Integrated Photonic Analog Link on Si: This program is affiliated with the AIM Photonics program. Previously, we have demonstrated discrete modified uni-traveling carrier photodiodes with high saturation current/RF output power and. In this program we have initiated research on high-power MUTC waveguide photodiodes heterogeneously integrated on SOI. To date, these photodiodes have achieved the highest power reported for any waveguide photodiode on any platform. This program has been extended to fabrication of high-performance photodiodes on III-V compound epitaxial structures grown directly on Si substrates. This represents a new approach to Si photonic integrated circuits.
Fundamental Studies of Single Photon Detection with Avalanche Photodiodes: The goal of this program is to develop a fundamental, quantum-based model for single photon detection and number resolution in avalanche photodiodes. The experimental device work is being conducted in collaboration with a quantum theory study in the University of Virginia Physics Department and materials support at the University of Texas. The device effort is focused on two strategies: (1) using several nano-detectors in series, i.e., a segmented detector, and (2) placing the detector material inside a resonator so as to affect multiple passes across a thin absorber.

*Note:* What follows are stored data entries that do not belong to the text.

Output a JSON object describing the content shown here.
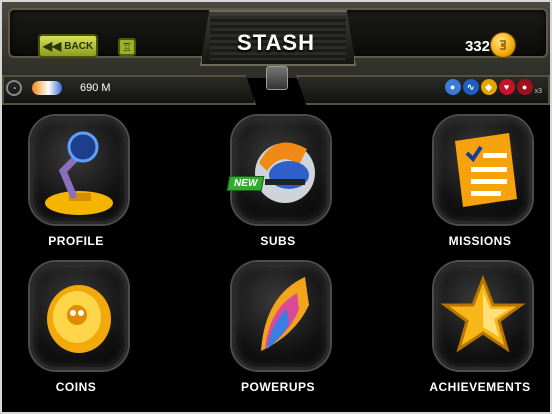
{
  "header": {
    "title": "STASH",
    "back_label": "BACK",
    "coins": "332",
    "coin_symbol": "●",
    "trophy_icon": "♖"
  },
  "status": {
    "distance": "690 M",
    "gauge_icon": "◔",
    "powerups": [
      {
        "name": "bubbles-icon",
        "color": "#3a7bd5",
        "glyph": "●"
      },
      {
        "name": "wave-icon",
        "color": "#1f5fc4",
        "glyph": "∿"
      },
      {
        "name": "shield-icon",
        "color": "#e6a400",
        "glyph": "◆"
      },
      {
        "name": "heart-icon",
        "color": "#c4142b",
        "glyph": "♥"
      },
      {
        "name": "bomb-icon",
        "color": "#a01020",
        "glyph": "●"
      }
    ],
    "powerup_label": "x3"
  },
  "tiles": [
    {
      "label": "PROFILE"
    },
    {
      "label": "SUBS",
      "badge": "NEW"
    },
    {
      "label": "MISSIONS"
    },
    {
      "label": "COINS"
    },
    {
      "label": "POWERUPS"
    },
    {
      "label": "ACHIEVEMENTS"
    }
  ]
}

AlInAsSb Photodetectors: Recently, in collaboration with the University of Texas we have demonstrated, for the first time, that high-aluminum-content AlxIn1-xAsySb1-y lattice matched to GaSb can be grown within the miscibility gap using a digital alloy approach. This material has been used to demonstrate the first working staircase avalanche photodiode (APD), a low-voltage, high-gain gateless tunneling phototransistor, and a separate absorption, charge, and multiplication (SACM) APD that achieves ultra low noise in the short-wave infrared (SWIR). The goal of this program is (1) to conduct fundamental studies on these novel materials and (2) to realize the full potential of the AlxIn1-xAsySb1-y-based photodetectors. For high-sensitivity optical receivers, AlxIn1-xAsySb1-y separate absorption, charge, and multiplication avalanche photodiodes have been successfully demonstrated. The detectors have the potential to achieve 5 dB to 7 dB improvement in receiver sensitivity. High-speed configurations can enable improved performance of 100 Gb/s and 400 Gb/s Ethernet.

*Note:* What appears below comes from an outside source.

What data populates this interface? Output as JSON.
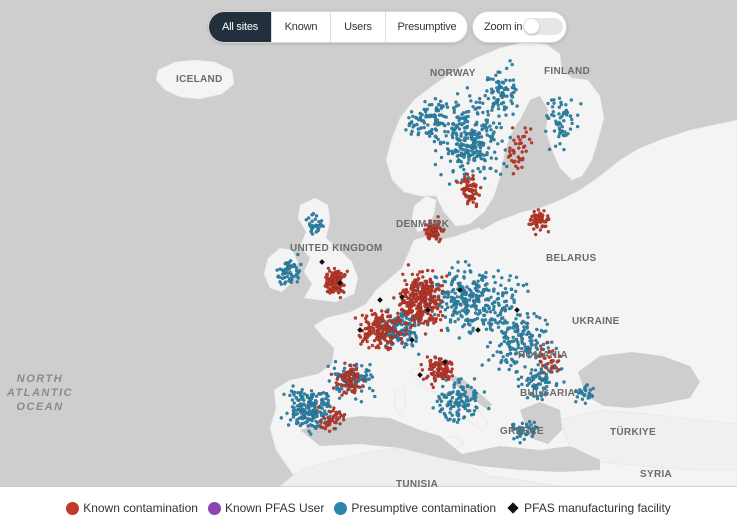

Integrated Optically Modulated Scanner: The goal of this program is to develop an integrated high frequency, near-field measurement probe. The probe will function as a calibrated reflector and return power to the antenna under test. The photodiode is a component of a resonant circuit that can be switched with a modulated laser (~100 kHz). The net effect is to modulate the return signal so that the large, unmodulated background signal can be filtered. In order to achieve the requisite performance two novel photodetector structures are being developed: (1) a reach-through photodiode with a charge layer adjacent to a lightly doped absorption region and (2) an optical varactor.

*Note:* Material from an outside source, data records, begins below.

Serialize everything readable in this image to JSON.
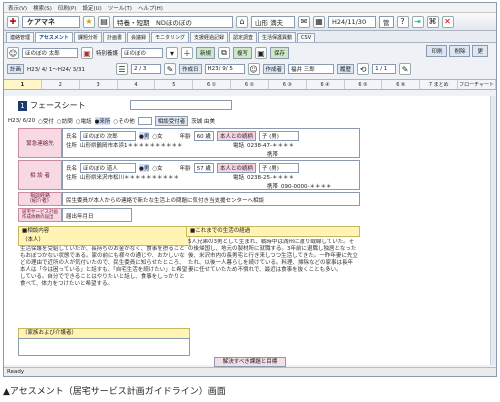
{
  "menubar": [
    "表示(V)",
    "検索(S)",
    "印刷(P)",
    "設定(U)",
    "ツール(T)",
    "ヘルプ(H)"
  ],
  "toolbar": {
    "app_title": "ケアマネ",
    "context": "特養・短期　NDほのぼの",
    "user": "山形 満夫",
    "date": "H24/11/30",
    "status": "管"
  },
  "func_tabs": [
    "連絡管理",
    "アセスメント",
    "課題分析",
    "計画書",
    "会議録",
    "モニタリング",
    "支援経過記録",
    "認定調査",
    "生活保護異動",
    "CSV"
  ],
  "actions": {
    "print": "印刷",
    "delete": "削除",
    "save": "更"
  },
  "row1": {
    "name_tag": "ほのぼの 太郎",
    "care_label": "特別養護",
    "facility": "ほのぼの",
    "new": "新規",
    "copy": "複写",
    "save": "保存"
  },
  "row2": {
    "period_label": "計画",
    "period": "H23/ 4/ 1～H24/ 3/31",
    "page": "2 / 3",
    "created_label": "作成日",
    "created": "H23/ 9/ 5",
    "author_label": "作成者",
    "author": "福井 三郎",
    "history": "履歴",
    "count": "1 / 1"
  },
  "num_tabs": [
    "1",
    "2",
    "3",
    "4",
    "5",
    "6 ①",
    "6 ②",
    "6 ③",
    "6 ④",
    "6 ⑤",
    "6 ⑥",
    "7 まとめ",
    "フローチャート"
  ],
  "sheet": {
    "title": "フェースシート",
    "date": "H23/ 6/20",
    "receipt": "受付",
    "visit": "訪問",
    "phone": "電話",
    "office": "来所",
    "other": "その他",
    "consult_label": "相談受付者",
    "consult": "茨城 由美"
  },
  "contact1": {
    "label": "緊急連絡先",
    "name_label": "氏名",
    "name": "ほのぼの 次郎",
    "male": "男",
    "female": "女",
    "age_label": "年齢",
    "age": "60 歳",
    "rel_label": "本人との続柄",
    "rel": "子 (男)",
    "addr_label": "住所",
    "addr": "山形県鶴岡市本浜1＊＊＊＊＊＊＊＊＊＊",
    "tel_label": "電話",
    "tel": "0238-47-＊＊＊＊",
    "mobile_label": "携帯"
  },
  "contact2": {
    "label": "相 談 者",
    "name_label": "氏名",
    "name": "ほのぼの 道人",
    "male": "男",
    "female": "女",
    "age_label": "年齢",
    "age": "57 歳",
    "rel_label": "本人との続柄",
    "rel": "子 (男)",
    "addr_label": "住所",
    "addr": "山形県米沢市松川＊＊＊＊＊＊＊＊＊＊",
    "tel_label": "電話",
    "tel": "0238-25-＊＊＊＊",
    "mobile_label": "携帯",
    "mobile": "090-0000-＊＊＊＊"
  },
  "route": {
    "label": "相談経路\n(紹介者)",
    "text": "民生委員が本人からの連絡で新たな生活上の問題に気付き当支援センターへ相談"
  },
  "date_field": {
    "label": "居宅サービス計画\n作成依頼の届出",
    "value": "届出年月日"
  },
  "consult_detail": {
    "header": "■相談内容",
    "sub": "（本人）",
    "text": "生活保護を受給していたが、長持ちのお金がなく、食事を摂ることもおぼつかない状態である。家の前にも様々の通じや、おかしいなどの理由で近所の人が気付いたので、民生委員に知らせたところ、本人は「今は困っている」と話すも、「自宅生活を続けたい」と希望している。自分でできることはやりたいと話し、食事をしっかりと食べて、体力をつけたいと希望する。",
    "family_header": "（家族および介護者）"
  },
  "history_section": {
    "header": "■これまでの生活の経過",
    "text": "5人兄弟の3男として生まれ、戦時中は満州に渡り戦線していた。その後帰国し、地元の製材所に就職する。3年前に退職し独居となった後、米沢市内の長男宅と行き来しつつ生活してきた。一昨年妻に先立たれ、以後一人暮らしを続けている。料理、掃除などの家事は長年妻に任せていたため不慣れで、最近は食事を抜くことも多い。"
  },
  "bottom": {
    "button": "解決すべき課題と目標"
  },
  "status": "Ready",
  "caption": "▲アセスメント（居宅サービス計画ガイドライン）画面",
  "colors": {
    "accent": "#1d3a6b",
    "pink": "#f7d9e4",
    "yellow": "#fff4b3"
  }
}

InGaAs Photomultiplier Chip photon counting array for 1550 nm operation: In collaboration with LightSpin Technologies, Inc. this program is developing tight pitch arrays of single photon avalanche diodes for 1550 nm optical communications applications. Scaling InAlAs/InGaAs to small area devices has the potential to achieve an advantageous tradeoff between gain and after pulsing, enabling improved performance.
Portable optical frequency comb systems for the generation of ultralow phase noise microwave signals: Microwave oscillators based on optical frequency division provide phase and timing noise performance that is orders-of-magnitude better than any other system. The characteristics of the photodiode significantly affect the performance of these oscillators. In order to achieve the most stable performance it is essential that the photodiodes operated at very high optical input power with low amplitude to phase conversion. This program has developed detectors with very high RF output power, for example 2 W at 10 GHz and 10 mW at 100 GHz, and record low non-linear response. Work continues to extend the bandwidth to higher frequencies and achieve even higher linearity through fundamental device physics studies, detailed modeling and simulations, and advanced fabrication and characterization techniques.
Ultraviolet III-N/SiC Photodiodes: High sensitivity deep ultraviolet (DUV) photodetectors operating at wavelengths shorter than 280 nm are useful for various applications, including chemical and biological identification, optical wireless communications, and UV sensing systems. SiC avalanche photodiodes have achieve excellent performance as visible-blind, high-sensitivity detectors. However, it is beneficial to extend their operation to longer wavelengths for some applications. This is being accomplished by using GaN in tandem with SiC. A parallel approach employs the AlGaAs material system with high Al content. Further, AlGaN on SiC shows promise to push the response toward deep UV.